Hearing is essential to almost all living creatures; although scientists have discovered many species of blind amphibians, fishes, reptiles, and mammals, no deaf vertebrate species have ever been identified. But while the ability to hear is essential, one doesn’t necessarily need ears to hear; vertebrates have ears, but invertebrates often use other kinds of sensory organs to hear.

Insects, for example, have tympanal organs that work as well as ears, and in fact give them far better hearing than humans; as an example, a species of fly that is a parasite to crickets can locate its prey at some distance just by hearing its song. Spiders and cockroaches have tiny hairs on their legs that they use to pick up sounds, and caterpillars have similar sound-receiving hairs on their bodies. Some animals have two ways of processing sound vibrations. For example, an elephant has extremely large ears, but it also takes in sound information via its feet. Elephant feet are sensitive to the very low frequency calls of other elephants and also the rumble of thunder many miles away.

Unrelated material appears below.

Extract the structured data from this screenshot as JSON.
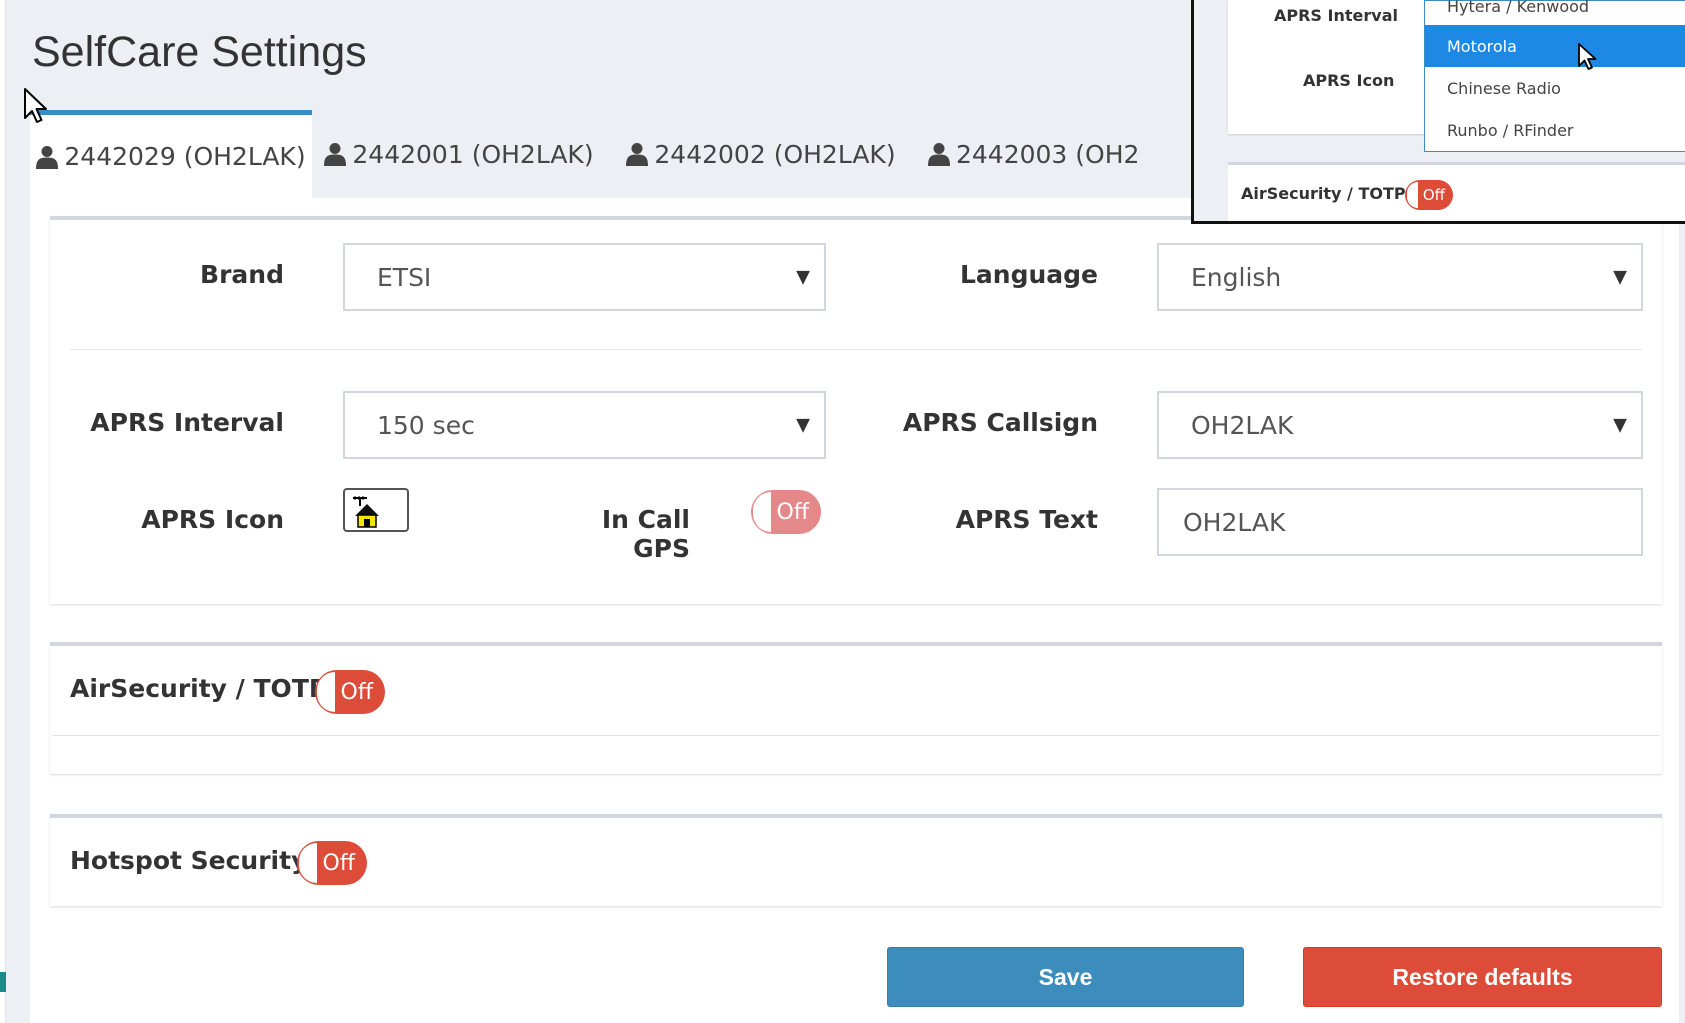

Fish are interesting too. Fish don’t have ears, but are able to perceive sounds underwater using lateral lines that run horizontally along the length of their bodies. Dolphins have external eardrums on the outsides of their bodies that are so sensitive that they have the best sense of hearing among animals, and are able to hear 14 times better than humans.

Many animals not only hear better than we do, they hear more sounds, easily detecting sounds in frequency ranges far below or above the frequencies that we humans can hear. Cats have the most acute hearing among animals we have domesticated as pets; while humans can only hear sounds between 64 and 23,000 Hz, cats can hear sounds between 45 and 64,000 Hz. Owls also have phenomenal hearing, both in terms of acuity and reaction time; they can detect the exact location of a scurrying mouse in less than 0.01 seconds.

Some species, such as bats and dolphins, extend their hearing abilities by using a form of sonar called echolocation, in which they emit ultrasonic chirps or clicks, and then interpret the sound waves as they return from objects the waves strike. This echolocation is so precise that with a single chirp, a dolphin or bat can tell the exact location, direction, size, and even the physical nature of objects in its environment. Scientists have proven that by using echolocation dolphins can detect objects the size of a small coin from over 70 meters away. And if you want a real display of hearing, bats can not only hear insects flying 30 feet away from them, they can then pursue and catch them in mid-air, all in total darkness.

The animal world provides some excellent example to remind ourselves how important the sense of hearing is.